3、因为没有实际应用,所以写一个脚本,对数据不断复制追加

在node01服务器的/home/hadoop/bin路径下创建shell脚本,用于数据的回放

cd /home/hadoop/bin

vim start_stop_generate_data.sh

#!/bin/bash

scp /home/hadoop/FileOperate-1.0-SNAPSHOT-jar-with-dependencies.jar  node02:/home/hadoop/

#休眠时间控制

sleepTime=1000

if [ ! -n "$2" ];then

 echo ""

 else

 sleepTime=$2

fi

case $1 in

"start" )

 for i in  node01 node02

  do

    echo "-----------$i启动数据回放--------------"

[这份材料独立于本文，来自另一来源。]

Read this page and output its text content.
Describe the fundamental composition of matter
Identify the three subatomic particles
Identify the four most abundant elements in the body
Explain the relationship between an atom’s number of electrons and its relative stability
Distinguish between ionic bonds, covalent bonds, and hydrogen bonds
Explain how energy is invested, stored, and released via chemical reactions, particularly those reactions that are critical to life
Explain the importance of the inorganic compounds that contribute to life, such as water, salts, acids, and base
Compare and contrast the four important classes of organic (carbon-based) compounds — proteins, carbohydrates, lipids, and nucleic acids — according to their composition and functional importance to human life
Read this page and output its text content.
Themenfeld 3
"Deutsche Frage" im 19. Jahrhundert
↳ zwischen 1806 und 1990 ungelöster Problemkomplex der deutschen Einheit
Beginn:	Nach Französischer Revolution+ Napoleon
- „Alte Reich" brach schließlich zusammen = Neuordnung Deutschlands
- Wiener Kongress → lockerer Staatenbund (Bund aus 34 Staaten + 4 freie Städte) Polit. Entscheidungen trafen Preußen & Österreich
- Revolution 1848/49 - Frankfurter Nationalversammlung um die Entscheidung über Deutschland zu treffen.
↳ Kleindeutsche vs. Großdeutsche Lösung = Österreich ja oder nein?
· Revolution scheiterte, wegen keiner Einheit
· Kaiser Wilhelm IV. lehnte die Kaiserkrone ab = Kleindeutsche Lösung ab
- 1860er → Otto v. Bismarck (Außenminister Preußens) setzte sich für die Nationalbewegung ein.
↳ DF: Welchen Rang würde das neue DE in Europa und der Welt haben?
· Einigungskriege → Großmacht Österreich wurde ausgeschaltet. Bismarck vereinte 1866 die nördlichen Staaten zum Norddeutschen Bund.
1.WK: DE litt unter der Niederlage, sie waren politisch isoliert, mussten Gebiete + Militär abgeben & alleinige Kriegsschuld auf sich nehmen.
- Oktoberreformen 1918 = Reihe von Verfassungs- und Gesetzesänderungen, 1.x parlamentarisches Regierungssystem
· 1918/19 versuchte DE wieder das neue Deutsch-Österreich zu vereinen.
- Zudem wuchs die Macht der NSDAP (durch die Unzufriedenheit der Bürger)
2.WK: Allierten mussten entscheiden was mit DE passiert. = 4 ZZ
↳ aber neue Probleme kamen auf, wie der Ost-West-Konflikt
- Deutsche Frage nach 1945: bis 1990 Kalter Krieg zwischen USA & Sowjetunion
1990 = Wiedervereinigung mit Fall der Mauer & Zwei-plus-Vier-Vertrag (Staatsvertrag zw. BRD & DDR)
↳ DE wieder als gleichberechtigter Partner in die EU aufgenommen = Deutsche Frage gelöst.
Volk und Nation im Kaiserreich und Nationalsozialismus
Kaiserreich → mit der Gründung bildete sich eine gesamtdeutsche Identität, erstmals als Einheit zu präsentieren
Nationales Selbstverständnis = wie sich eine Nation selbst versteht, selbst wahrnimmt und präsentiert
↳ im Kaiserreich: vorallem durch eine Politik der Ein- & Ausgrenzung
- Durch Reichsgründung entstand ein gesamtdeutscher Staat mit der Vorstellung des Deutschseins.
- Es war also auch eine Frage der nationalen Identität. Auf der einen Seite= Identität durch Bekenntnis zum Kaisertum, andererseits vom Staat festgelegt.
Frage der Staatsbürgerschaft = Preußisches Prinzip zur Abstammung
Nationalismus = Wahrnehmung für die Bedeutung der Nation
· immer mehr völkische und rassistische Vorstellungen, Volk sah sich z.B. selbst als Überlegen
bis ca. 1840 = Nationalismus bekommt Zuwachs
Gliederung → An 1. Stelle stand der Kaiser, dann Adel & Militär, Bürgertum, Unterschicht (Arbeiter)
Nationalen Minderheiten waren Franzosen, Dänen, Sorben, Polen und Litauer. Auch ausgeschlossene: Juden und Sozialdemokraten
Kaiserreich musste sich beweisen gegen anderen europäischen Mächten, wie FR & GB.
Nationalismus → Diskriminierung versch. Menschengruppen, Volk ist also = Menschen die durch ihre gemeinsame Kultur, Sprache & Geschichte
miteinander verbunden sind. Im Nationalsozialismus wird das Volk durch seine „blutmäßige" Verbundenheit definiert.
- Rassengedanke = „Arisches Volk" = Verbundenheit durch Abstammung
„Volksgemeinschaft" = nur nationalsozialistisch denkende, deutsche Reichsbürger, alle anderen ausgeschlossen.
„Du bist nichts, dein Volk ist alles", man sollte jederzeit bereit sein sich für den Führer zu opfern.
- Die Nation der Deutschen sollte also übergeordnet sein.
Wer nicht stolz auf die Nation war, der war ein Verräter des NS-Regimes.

      ssh $i "source /etc/profile;nohup java -jar /home/hadoop/FileOperate-1.0-SNAPSHOT-jar-with-dependencies.jar /kkb/datas/sourcefile /kkb/datas/destfile $2   > /dev/null 2>&1 & "

   

  done

;;

"stop")

  for i in node02 node01

    do

      echo "-----------停止 $i 数据回放-------------"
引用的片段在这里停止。